Moody's Investors Service has today assigned a B3 corporate family rating to PT ALUCO. The rating outlook is stable. This is the first time Moody's has assigned a rating to ALUCO.
The rating reflects its position as the leading cable manufacturer in Indonesia, through its 79.5% subsidiary PT Tranka Kabel, despite its relatively small scale.
"The company's long-term relationship with Indonesia's state-owned power utility, PT Perusahaan Listrik Negara's [PLN; Ba1/stable] and its vertically integrated operations -- which results in operating efficiency and an ability to manufacture a diverse range of low to high voltage over- and underground cables -- enable the company to capture expected growth in demand for transmission and distribution cables arising from higher domestic electricity demand," said Alvin Tan, a Moody's analyst.
ALUCO's ability to pass on price fluctuations to customers minimizes its exposure to commodity price risk.
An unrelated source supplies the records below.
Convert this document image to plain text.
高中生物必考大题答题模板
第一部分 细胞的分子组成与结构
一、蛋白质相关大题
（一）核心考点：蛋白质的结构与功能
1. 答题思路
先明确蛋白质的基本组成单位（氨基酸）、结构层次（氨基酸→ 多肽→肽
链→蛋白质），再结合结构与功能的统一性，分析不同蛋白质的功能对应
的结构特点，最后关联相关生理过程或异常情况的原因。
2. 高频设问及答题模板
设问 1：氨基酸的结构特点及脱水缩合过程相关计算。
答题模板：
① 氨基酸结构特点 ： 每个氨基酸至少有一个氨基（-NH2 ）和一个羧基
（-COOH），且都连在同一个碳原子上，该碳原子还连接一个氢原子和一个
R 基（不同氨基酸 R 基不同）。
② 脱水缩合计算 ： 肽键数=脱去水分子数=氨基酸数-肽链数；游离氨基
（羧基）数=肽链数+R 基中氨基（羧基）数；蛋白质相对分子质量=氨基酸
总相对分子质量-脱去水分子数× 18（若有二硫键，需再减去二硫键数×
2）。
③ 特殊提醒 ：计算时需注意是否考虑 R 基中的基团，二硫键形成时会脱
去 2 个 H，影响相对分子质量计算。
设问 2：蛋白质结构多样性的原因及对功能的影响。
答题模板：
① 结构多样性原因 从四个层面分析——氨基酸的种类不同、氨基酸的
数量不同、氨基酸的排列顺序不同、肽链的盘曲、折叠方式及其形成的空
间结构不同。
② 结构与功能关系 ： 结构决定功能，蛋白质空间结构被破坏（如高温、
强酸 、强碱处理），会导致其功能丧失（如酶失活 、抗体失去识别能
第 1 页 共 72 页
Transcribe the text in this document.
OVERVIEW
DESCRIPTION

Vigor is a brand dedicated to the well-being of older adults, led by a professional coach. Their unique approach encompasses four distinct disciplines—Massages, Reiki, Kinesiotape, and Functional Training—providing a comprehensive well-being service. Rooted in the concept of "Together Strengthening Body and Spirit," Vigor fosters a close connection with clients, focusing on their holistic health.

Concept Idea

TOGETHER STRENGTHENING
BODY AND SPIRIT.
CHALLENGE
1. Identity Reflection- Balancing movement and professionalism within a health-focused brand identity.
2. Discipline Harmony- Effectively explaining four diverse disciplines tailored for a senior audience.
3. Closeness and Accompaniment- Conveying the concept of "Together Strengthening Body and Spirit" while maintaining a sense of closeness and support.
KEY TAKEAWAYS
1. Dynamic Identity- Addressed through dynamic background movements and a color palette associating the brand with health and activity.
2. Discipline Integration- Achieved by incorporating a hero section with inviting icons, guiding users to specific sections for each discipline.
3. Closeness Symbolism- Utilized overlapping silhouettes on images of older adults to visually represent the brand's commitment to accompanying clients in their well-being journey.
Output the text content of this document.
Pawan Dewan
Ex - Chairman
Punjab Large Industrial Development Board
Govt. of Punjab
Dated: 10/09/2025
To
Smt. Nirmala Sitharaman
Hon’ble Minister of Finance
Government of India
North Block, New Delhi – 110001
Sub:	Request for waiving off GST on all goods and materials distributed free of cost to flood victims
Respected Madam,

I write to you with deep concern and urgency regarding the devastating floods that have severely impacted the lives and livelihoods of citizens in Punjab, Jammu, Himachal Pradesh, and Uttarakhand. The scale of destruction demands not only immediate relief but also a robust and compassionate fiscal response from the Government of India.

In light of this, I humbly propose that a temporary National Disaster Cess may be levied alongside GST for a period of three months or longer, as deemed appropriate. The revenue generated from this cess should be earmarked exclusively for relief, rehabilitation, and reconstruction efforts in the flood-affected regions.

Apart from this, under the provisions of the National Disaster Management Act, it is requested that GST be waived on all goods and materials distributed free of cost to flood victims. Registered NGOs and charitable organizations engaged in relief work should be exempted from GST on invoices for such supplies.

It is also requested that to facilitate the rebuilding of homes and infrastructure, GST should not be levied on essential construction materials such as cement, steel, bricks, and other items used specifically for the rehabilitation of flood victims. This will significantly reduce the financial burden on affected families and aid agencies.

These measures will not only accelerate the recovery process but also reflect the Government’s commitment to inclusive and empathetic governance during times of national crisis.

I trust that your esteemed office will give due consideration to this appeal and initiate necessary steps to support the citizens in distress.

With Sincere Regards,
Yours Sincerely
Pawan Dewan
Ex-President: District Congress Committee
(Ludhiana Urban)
Accordingly, it has achieved a consistent track record of profitability, with EBITDA margins ranging from 7% to 15% over the past three years.
ALUCO's key challenge includes its sizeable working capital requirements, which constrain its capacity utilization and organic growth potential.
"The increase in aluminum and copper prices over the years has led to significant working capital needs, which in turn resulted in low capacity utilization of its cable facilities of between 49% and 59.3% over the past five years," said Tan, who is also Moody's Lead Analyst for ALUCO. The company has consistently generated positive fund from operations (FFO) over the past five years.
However, operating cash flows, after working capital changes, have been negative until 2010, due mainly to increasing metal prices, production expansion, and delays in customer payments during the recent global financial crisis. As such, the company relies on working capital lines to fund its ongoing operations.
Moody's expects working capital requirements to remain high over the next two years, as the company continues to expand production, leading to negative operating cash flows.
ALUCO's operations are also characterized by high customer concentration, with PLN and related contractors accounting for around 47% of the company's FY2010 revenue.
During the recent global financial crisis in 2008-2009, PLN delayed payments to its contractors and suppliers as a result of delays in its projects, which negatively impacted ALUCO's working capital.
Its private ownership status also leads to concerns over limitations to both corporate governance and transparency. However, Moody's takes comfort from the recent track record, whereby shareholders have never paid a dividend and injected funds into the business in support of long term growth.
The stable outlook incorporates Moody's expectation that ALUCO will be able to manage aluminum and copper price volatility within their working capital constraints and will also be able to increase capacity utilization and expand production as planned.
Established in 2003, ALUCO, a private company, is a leading manufacturer of cable in Indonesia, with an installed capacity of 110,000 metric tonnes per annum.
The company specializes in high voltage transmission cables, medium voltage transmission and distribution cables, as well as special conductors. For 2010, the company reported revenues of approximately US$366 million.
Disclosure: No position at the stock mentioned above.